Sans doute, c’est une leçon qu’il ne tiendrait qu’à nous d’entendre tous les jours au Louvre. Mais il y a des moments où les voix trop connues perdent un peu le pouvoir de se faire écouter, où il est bon de rafraîchir des connaissances familières, et c’est ce que faisait Fromentin lorsqu’il y a cinquante ans, il prenait le train pour compléter sa notion des Hollandais et aller voir chez eux les maîtres d’autrefois.

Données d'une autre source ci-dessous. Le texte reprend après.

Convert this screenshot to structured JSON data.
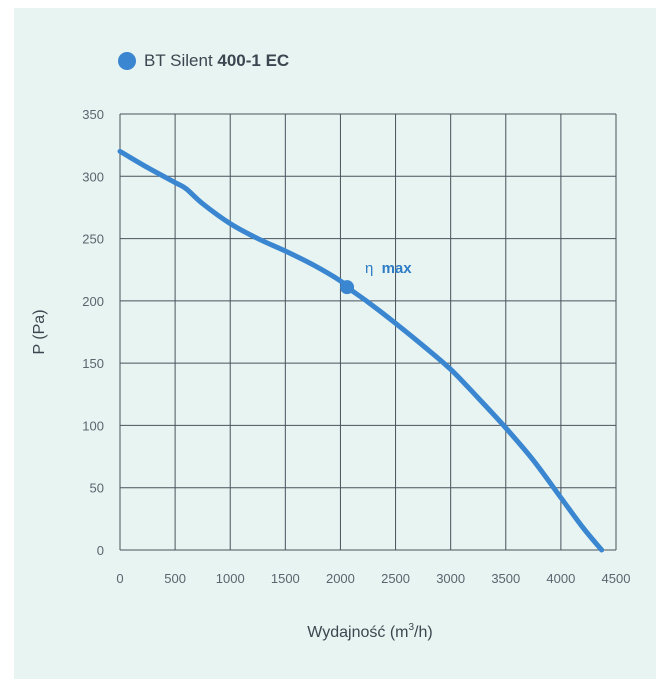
{
  "legend": {
    "label_regular": "BT Silent ",
    "label_bold": "400-1 EC"
  },
  "colors": {
    "series": "#3a86d0",
    "grid": "#4a525c",
    "background": "#e7f4f1"
  },
  "chart_data": {
    "type": "line",
    "xlabel_pre": "Wydajność (m",
    "xlabel_sup": "3",
    "xlabel_post": "/h)",
    "ylabel": "P (Pa)",
    "xlim": [
      0,
      4500
    ],
    "ylim": [
      0,
      350
    ],
    "x_ticks": [
      0,
      500,
      1000,
      1500,
      2000,
      2500,
      3000,
      3500,
      4000,
      4500
    ],
    "y_ticks": [
      0,
      50,
      100,
      150,
      200,
      250,
      300,
      350
    ],
    "grid": true,
    "legend_position": "top-left",
    "series": [
      {
        "name": "BT Silent 400-1 EC",
        "points": [
          [
            0,
            320
          ],
          [
            250,
            307
          ],
          [
            500,
            295
          ],
          [
            600,
            290
          ],
          [
            750,
            278
          ],
          [
            1000,
            262
          ],
          [
            1250,
            250
          ],
          [
            1500,
            240
          ],
          [
            1750,
            229
          ],
          [
            2000,
            216
          ],
          [
            2060,
            211
          ],
          [
            2250,
            199
          ],
          [
            2500,
            182
          ],
          [
            2750,
            164
          ],
          [
            3000,
            145
          ],
          [
            3250,
            122
          ],
          [
            3500,
            98
          ],
          [
            3750,
            72
          ],
          [
            4000,
            42
          ],
          [
            4200,
            18
          ],
          [
            4370,
            0
          ]
        ]
      }
    ],
    "annotation": {
      "symbol": "η",
      "text": "max",
      "x": 2060,
      "y": 211
    }
  }
}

Aujourd’hui, ce sont eux qui nous rendent visite. Grâce à l’amicale bienveillance du gouvernement hollandais et à l’activité, jointe au goût, du ministre de Hollande, M. le jonkheer H. Loudon, a pu se constituer dans la salle du Jeu de Paume une réunion de peintures hollandaises telle qu’on ne reverra plus de longtemps la pareille. Par une faveur inouïe, les musées d’Amsterdam, de La Haye, de Rotterdam, le musée Mesdag, le musée de Glasgow, le musée de Lille, les collections les plus jalouses ont consenti à se dépouiller de leurs toiles les plus précieuses. Le duc d’Albe envoie de Madrid un sublime paysage de Rembrandt. Lord Iveagh, le comte de Crawford, Lady Wantage, M. G. Holford, les barons Edmond et Robert de Rothschild ont prêté quelques-unes des perles de leurs collections célèbres. Il en est venu de Londres, de Zurich, de New-York, de Paris. Et cela forme, en face du Louvre, un ensemble qui ne supporte pas mal ce redoutable voisinage.


Il est rare en effet de rencontrer un choix où, de cinquante tableaux, il y ait une proportion de trente ou quarante chefs-d’œuvre.